Victoria’s Department of Treasury and Finance released its costing yesterday of the Greens promise to extend 17 trams lines in Melbourne.
The party costed its proposal at $840 million, based on an assumed cost of $15 million per kilometre.
However Treasury says that’s just the cost of laying the tracks and doesn’t account for additional items like intersection works, substations, terminuses and stops.
Treasury’s estimate of the total cost is $1,360 million, based on $24 million per km. That’s a whopping 62% more than the Greens calculation.
I don’t take Treasury’s estimate at face value though. The whole costings process looks rushed and cursory; it appears to be more a compliance exercise than a serious analysis.
Which is hardly surprising given the time Treasury’s been given. The Government has provided 82 promises for costing since the election campaign began, 36 of them only in the last week.

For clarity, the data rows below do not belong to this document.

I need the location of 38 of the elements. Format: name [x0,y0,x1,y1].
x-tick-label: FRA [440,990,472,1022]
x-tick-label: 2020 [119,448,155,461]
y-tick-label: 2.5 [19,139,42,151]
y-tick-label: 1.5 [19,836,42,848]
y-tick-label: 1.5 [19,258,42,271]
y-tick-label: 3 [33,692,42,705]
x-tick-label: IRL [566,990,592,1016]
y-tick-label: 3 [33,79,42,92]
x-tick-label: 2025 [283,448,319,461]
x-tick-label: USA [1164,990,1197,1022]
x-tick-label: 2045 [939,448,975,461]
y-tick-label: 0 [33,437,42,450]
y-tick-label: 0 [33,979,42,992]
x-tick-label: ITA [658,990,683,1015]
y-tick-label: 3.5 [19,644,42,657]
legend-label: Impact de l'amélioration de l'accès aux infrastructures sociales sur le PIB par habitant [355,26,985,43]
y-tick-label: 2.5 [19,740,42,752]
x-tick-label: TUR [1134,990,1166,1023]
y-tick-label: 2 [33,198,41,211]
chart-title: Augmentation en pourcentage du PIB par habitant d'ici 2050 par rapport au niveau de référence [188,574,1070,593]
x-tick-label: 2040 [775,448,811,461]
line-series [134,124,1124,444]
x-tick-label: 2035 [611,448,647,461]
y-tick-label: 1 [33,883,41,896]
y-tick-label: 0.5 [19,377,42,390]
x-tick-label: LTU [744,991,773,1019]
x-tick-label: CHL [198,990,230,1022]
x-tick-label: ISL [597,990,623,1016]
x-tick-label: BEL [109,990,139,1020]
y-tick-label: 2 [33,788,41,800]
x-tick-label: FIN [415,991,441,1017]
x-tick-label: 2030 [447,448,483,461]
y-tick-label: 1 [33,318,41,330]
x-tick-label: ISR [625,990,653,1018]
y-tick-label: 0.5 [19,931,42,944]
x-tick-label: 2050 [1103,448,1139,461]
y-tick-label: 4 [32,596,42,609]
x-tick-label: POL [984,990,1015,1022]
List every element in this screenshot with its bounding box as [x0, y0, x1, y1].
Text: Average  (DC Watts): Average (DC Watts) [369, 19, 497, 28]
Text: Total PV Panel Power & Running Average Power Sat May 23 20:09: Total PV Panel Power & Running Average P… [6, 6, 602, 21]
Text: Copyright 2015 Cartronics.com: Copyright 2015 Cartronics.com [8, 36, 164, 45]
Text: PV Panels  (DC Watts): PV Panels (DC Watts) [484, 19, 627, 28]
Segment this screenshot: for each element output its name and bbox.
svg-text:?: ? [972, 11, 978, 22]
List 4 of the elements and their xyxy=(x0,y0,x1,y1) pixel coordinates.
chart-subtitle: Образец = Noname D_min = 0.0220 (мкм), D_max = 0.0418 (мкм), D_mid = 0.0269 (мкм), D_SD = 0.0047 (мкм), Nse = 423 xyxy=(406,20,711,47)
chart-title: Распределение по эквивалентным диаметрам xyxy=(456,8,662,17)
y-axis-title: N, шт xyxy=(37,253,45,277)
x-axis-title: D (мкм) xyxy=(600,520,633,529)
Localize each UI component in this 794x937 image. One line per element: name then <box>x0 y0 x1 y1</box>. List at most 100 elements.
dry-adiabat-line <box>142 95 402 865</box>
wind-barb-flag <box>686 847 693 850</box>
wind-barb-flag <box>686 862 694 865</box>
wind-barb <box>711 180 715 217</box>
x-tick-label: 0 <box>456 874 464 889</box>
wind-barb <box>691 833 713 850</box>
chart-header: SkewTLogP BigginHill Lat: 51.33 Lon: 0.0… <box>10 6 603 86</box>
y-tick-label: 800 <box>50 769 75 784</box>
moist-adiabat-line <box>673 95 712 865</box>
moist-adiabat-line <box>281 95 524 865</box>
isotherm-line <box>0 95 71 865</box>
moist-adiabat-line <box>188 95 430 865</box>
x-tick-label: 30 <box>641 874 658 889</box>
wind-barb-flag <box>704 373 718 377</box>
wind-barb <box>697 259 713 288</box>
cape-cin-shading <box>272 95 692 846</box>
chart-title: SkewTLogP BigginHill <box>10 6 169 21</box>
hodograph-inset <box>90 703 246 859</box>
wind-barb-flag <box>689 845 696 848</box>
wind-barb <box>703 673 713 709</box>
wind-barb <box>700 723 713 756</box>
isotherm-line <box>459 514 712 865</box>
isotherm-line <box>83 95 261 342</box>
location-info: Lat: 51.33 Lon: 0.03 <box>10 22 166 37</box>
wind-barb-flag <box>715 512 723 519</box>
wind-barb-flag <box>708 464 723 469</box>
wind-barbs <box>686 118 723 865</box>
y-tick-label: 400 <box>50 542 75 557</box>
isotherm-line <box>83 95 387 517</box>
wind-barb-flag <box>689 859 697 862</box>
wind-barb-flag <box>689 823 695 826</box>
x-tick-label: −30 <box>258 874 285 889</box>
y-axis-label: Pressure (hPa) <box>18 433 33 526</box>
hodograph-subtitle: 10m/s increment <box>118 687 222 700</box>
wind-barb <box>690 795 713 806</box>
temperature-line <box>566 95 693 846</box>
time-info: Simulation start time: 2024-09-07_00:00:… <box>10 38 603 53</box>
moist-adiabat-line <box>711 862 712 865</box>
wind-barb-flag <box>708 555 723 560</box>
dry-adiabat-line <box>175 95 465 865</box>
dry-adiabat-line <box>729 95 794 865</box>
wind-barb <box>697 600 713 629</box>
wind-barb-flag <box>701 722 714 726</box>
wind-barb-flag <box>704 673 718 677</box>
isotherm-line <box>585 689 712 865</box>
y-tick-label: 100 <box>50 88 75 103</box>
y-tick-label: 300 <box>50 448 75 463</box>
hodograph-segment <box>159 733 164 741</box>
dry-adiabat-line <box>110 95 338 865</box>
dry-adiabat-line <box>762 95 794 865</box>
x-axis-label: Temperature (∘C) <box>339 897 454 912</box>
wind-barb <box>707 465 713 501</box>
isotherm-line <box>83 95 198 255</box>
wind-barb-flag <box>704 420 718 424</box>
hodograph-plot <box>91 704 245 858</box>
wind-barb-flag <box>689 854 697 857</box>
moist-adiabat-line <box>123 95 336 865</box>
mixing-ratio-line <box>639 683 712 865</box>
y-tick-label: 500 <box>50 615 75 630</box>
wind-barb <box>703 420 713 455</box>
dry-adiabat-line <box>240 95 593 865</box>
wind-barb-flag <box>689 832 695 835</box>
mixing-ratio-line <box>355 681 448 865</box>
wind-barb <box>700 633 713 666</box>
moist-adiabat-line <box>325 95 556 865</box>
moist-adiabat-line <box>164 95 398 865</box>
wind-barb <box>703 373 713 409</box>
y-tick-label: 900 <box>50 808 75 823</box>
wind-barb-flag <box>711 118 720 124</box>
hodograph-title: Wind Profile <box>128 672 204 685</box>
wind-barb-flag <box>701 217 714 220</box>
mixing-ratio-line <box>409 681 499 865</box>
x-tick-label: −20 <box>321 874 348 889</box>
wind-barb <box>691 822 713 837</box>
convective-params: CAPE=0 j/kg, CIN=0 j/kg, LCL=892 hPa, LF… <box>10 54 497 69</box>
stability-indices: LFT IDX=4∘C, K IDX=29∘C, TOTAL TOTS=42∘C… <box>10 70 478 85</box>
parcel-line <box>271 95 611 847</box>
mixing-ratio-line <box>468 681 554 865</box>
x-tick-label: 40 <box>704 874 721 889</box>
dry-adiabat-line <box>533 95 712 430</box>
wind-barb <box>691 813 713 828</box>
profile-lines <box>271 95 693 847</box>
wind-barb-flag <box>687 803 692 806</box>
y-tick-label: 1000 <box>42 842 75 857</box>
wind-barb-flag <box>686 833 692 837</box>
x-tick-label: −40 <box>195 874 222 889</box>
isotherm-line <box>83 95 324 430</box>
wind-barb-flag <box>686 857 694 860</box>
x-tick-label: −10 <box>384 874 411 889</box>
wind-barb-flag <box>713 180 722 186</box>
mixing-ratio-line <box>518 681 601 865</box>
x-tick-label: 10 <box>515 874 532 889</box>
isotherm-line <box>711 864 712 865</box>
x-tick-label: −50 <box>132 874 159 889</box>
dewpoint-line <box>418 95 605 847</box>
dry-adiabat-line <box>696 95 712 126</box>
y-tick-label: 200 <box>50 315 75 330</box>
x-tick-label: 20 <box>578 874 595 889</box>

The Greens delivered four promises for analysis on 13 November (including this one) and another six yesterday.
Treasury’s review of the Greens tram extensions proposal is skimpy to say the least. There are only 150 words of what could charitably be called analysis. This sort of superficial analysis gives the political parties the upper hand.
Its estimate of $24 million per km still looks awfully low compared to other places. The new Gold Coast light rail line which opened earlier this year cost $123 million per km to build.
The estimated cost of Sydney’s proposed CBD and South East light rail line is $183 million per km (the total cost was revised from $1.6 Billion to $2.2 Billion last month). The cost of building Canberra’s proposed Capital Metro, excluding operating costs, is $52 million per km.
That’s undoubtedly in large part because there’s a glaring omission in Treasury’s (and the Greens) estimate of cost; there’s no provision for the cost of acquiring and stabling additional trams.
The Greens’ plan involves building an extra 56 km of track; Melbourne has 250 km of track at present so that’s a 22% increase. Building all that extra track would be pointless if additional rolling stock isn’t purchased to make use of it.
The Greens attempt to counter this omission by portraying the promise as a series of very small or minor ‘fixes’ that don’t require additional trams. But that’s simply not true.
Seven of the proposed extensions are 4 km or longer and three of those are 6 km or longer (Vermont Sth to Knox is 7 km). Only three are less than 2 km.
This isn’t a program of minor tweaks. To put it in context, the new Gold Coast light rail line is 12 km. The planned Sydney and Canberra lines are also each around 12 km. (1)
At present, Melbourne’s fleet consists of almost 500 trams. If the 22% increase in track requires (say) a 10% increase in rolling stock, a further 50 trams would have to be purchased.
As it happens, Treasury released today its costing of another promise by the Greens; to provide 50 additional trams to relieve overcrowding on the existing network.
The Greens estimate of the cost is $350 million including maintenance. However Treasury says the cost of the 50 additional trams is $880 million.
One defence of the Greens costing is the claim that Melbourne can build new tram lines at lower cost than other places because we already have a very large network. There’s probably something in that but it’s hard to believe it explains a fivefold difference relative to the Gold Coast or a sevenfold difference compared to Sydney.
In any event Sydney has had light rail since 1997 (now extended to Dulwich Hill). And it’s strange the same principle doesn’t seem to apply to rail.
After all, Melbourne has historically had a pretty extensive rail system compared to Perth’s; and yet, as the Greens frequently point out, the cost of building new lines in the west is much, much lower than it is here.
In responding to the release of Treasury’s costings, Greens leader Greg Barber emphasised that Treasury says “efficiencies in the packaging and procurement works” may reduce the cost of the Greens package.
That might well be the case, but it’s at the margin. This argument is really just about saving face; and it could as easily be argued that having 17 separate locations raises the cost.
Another response to Treasury’s higher figure is that it doesn’t matter because the benefits from the extensions will still exceed the costs. Perhaps, but no one knows that because the requisite analysis hasn’t been done by the Greens or anyone else.
Political parties have a big incentive to understate the cost of promises because they want to appeal to various sectional interests; so they try to fit as many initiatives as they can within a plausible global budget.
That incentive is much less constrained in the case of minority parties. If you have no chance of winning office you won’t be called on to account for your promises; there’s no penalty for promising what can’t be delivered.
Propagating fictitious costs isn’t good for our political culture. The Greens and other political parties can and should do better.
Unfortunately, the mainstream media doesn’t have the interest in, or it seems the capacity to, examine in depth the reasonableness and honesty of the claims made by all political parties about the cost of their proposals. (2)
And the process of having political promises reviewed by Treasury during the election campaign looks seriously flawed in Victoria.
Sydney’s Inner West light Rail line from Central station to Wentworth Park, built in 1997, was 3.6 km. It was extended 3 km to Lilyfield in 2000. Earlier this year it was extended by 5.6 km to Dulwich Hill.
Update: As of 10:00 am Friday 21 November, The Age has not even reported on DTF’s costing of Greens’ promises.